If you’ve never broken or dislocated anything you can’t relate to the pain, inconvenience or the time it takes for the body to return to normal. I always thought a dislocation was worse than a fracture given the amount of damage to the fascial structures around a dislocation. Bones generally mend in 6 weeks, fascia can take 3 months or more. I’ve done both and definitely say the dislocation was way worse and even two and half years later my little finger (the dislocated one) still hurts, is slightly buckled despite 10 weeks of physio and ongoing treatment by me. Ankles fractures tend to be both a fracture with extensive fascial tearing equivalent to a dislocation.these joints bear all the bodies weight and have very strong fascial structures and there are a substantial number of them around the joint. Rehab time compared say to a fractured collarbone is much longer and returning good mobility to the joint takes a dedicated approach ensuring consideration for fascial rehab is included in the programme. If I look a the fascial research being undertaken and the changes we are making in how we rehab fascia, the results I see in clinic compared to 15 years ago, the time taken to make the same gains are substantially reduced. I’ve seen clients with very old injuries who I’ve treated with some fascial therapy and given them a fascial mobility programme, despite the age of the injury we see change in joint mobility. Giving clients the means to work their own fascia means they are not tied into a weekly therapy session as the only means of mobilising the joint.

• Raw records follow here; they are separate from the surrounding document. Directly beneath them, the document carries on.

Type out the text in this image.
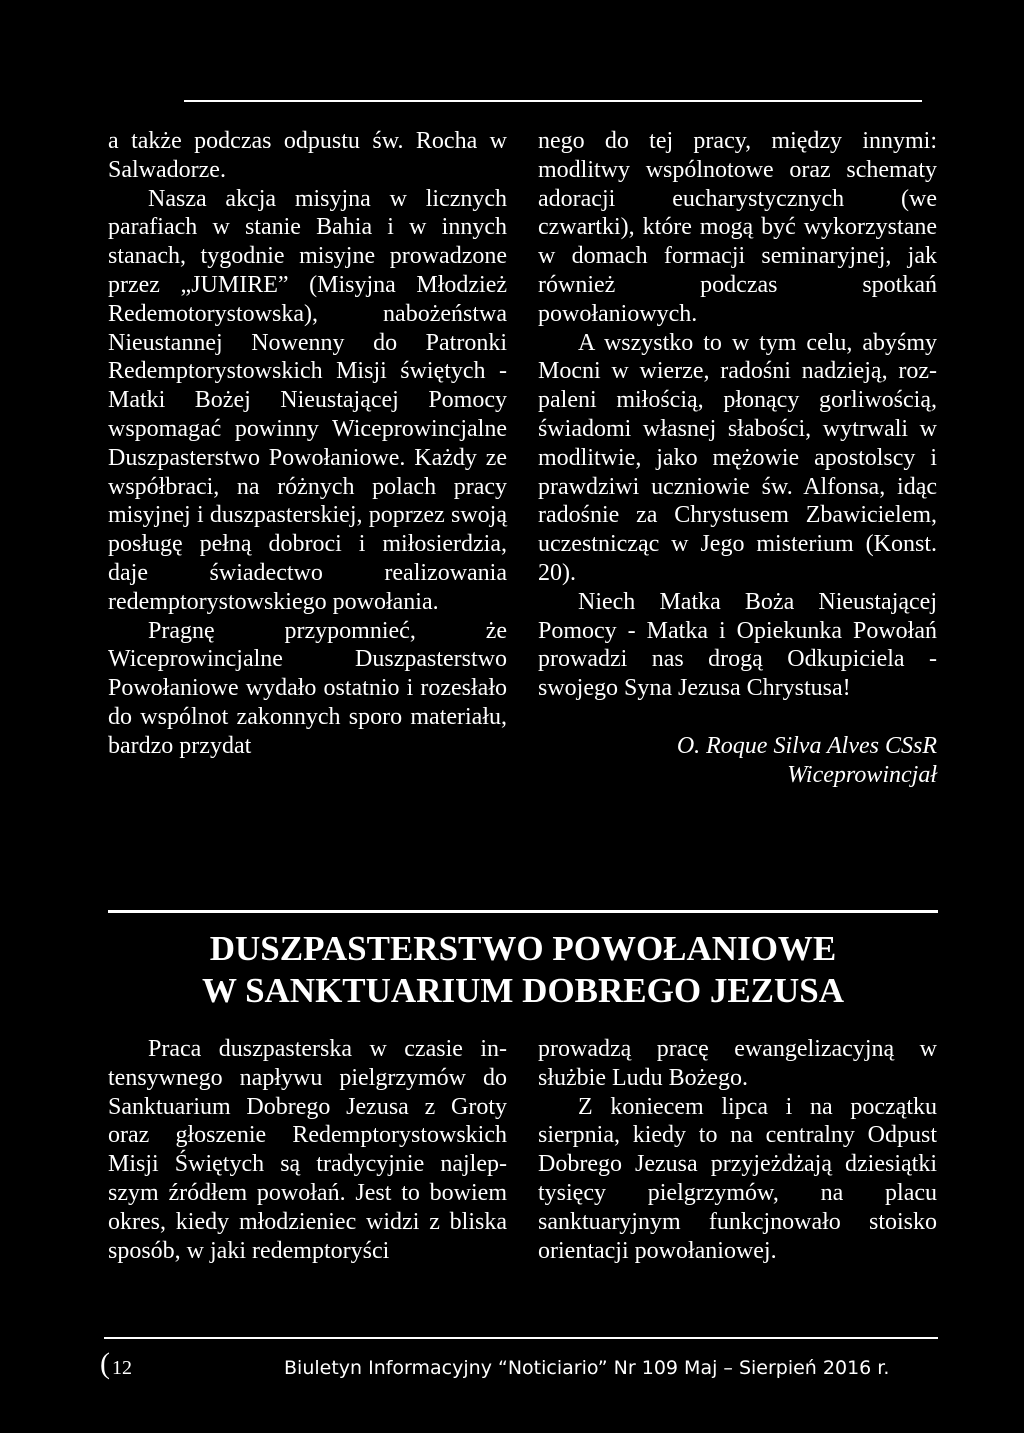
a także podczas odpustu św. Rocha w Salwadorze.

Nasza akcja misyjna w licznych parafiach w stanie Bahia i w innych stanach, tygodnie misyjne prowadzone przez „JUMIRE” (Misyjna Młodzież Redemotorystowska), nabożeństwa Nieustannej Nowenny do Patronki Redemptorystowskich Misji świętych - Matki Bożej Nieustającej Pomocy wspomagać powinny Wiceprowincjalne Duszpasterstwo Powołaniowe. Każdy ze współbraci, na różnych polach pracy misyjnej i duszpasterskiej, poprzez swoją posługę pełną dobroci i miłosierdzia, daje świadectwo realizowania redemptorystowskiego powołania.

Pragnę przypomnieć, że Wiceprowincjalne Duszpasterstwo Powołaniowe wydało ostatnio i rozesłało do wspólnot zakonnych sporo materiału, bardzo przydat

nego do tej pracy, między innymi: modlitwy wspólnotowe oraz schematy adoracji eucharystycznych (we czwartki), które mogą być wykorzystane w domach formacji seminaryjnej, jak również podczas spotkań powołaniowych.

A wszystko to w tym celu, abyśmy Mocni w wierze, radośni nadzieją, rozpaleni miłością, płonący gorliwością, świadomi własnej słabości, wytrwali w modlitwie, jako mężowie apostolscy i prawdziwi uczniowie św. Alfonsa, idąc radośnie za Chrystusem Zbawicielem, uczestnicząc w Jego misterium (Konst. 20).

Niech Matka Boża Nieustającej Pomocy - Matka i Opiekunka Powołań prowadzi nas drogą Odkupiciela - swojego Syna Jezusa Chrystusa!

O. Roque Silva Alves CSsR
Wiceprowincjał
DUSZPASTERSTWO POWOŁANIOWE
W SANKTUARIUM DOBREGO JEZUSA

Praca duszpasterska w czasie intensywnego napływu pielgrzymów do Sanktuarium Dobrego Jezusa z Groty oraz głoszenie Redemptorystowskich Misji Świętych są tradycyjnie najlepszym źródłem powołań. Jest to bowiem okres, kiedy młodzieniec widzi z bliska sposób, w jaki redemptoryści

prowadzą pracę ewangelizacyjną w służbie Ludu Bożego.

Z koniecem lipca i na początku sierpnia, kiedy to na centralny Odpust Dobrego Jezusa przyjeżdżają dziesiątki tysięcy pielgrzymów, na placu sanktuaryjnym funkcjnowało stoisko orientacji powołaniowej.

( 12	Biuletyn Informacyjny “Noticiario” Nr 109 Maj – Sierpień 2016 r.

In order of numbers over the year, here are our top area searches:

Sports Massage Moorgate

Within easy walking distance, We get many clients seeing us for sports massage at our Moorgate clinic. Closest tube stations are Moorgate and Liverpool Street.

 

Sports Massage Liverpool Street

Within 3 minutes, it’s very quick to get to us for a sports massage at Liverpool Street and we get many clients who come from behind Liverpool street.

 

Sports Massage Bank

To get to us from Bank, is an easy 5-8 minute walk depending on where you are in Bank. It’s quicker to walk from Bank to than to jump on the tube.

 

Sports Massage near me

Many clients search for a sports massage near me, but we also get many travelling quiet far based on our reviews. We’re happy to accommodate clients near and far.

 

Sports Massage Old Street

Although getting to us from Old Street can take 10minutes, you can jump on your bike to see us - there are rails outside our building where you can lock up your bike.

 

Sports Massage Spitalfelds

We’re a short walk to get to us if you work in Spitalfields. Head past Liverpool street station and you’ll find us on London Wall.

 

Sports Massage St Pauls

We get many clients from St Paul’s and Cheapside, it’s an 8-10 walk to come in for myofascial therapy or soft tissue therapy.

 

And some of the more distant places people came from, we got our first client from Iceland. 

 

If you suffer acute pain or a long term injury we don’t mind where you come from, we’d be delighted to get you back on the road to recovery. 

Peta McSharry

Peta McSharry is an experienced Sports and Remedial Massage therapist living in London who has been treating clients since 2004 and teaching bodywork since 2006. Her therapy is based on a good grounding in sports along with a structural approach to resolving issues.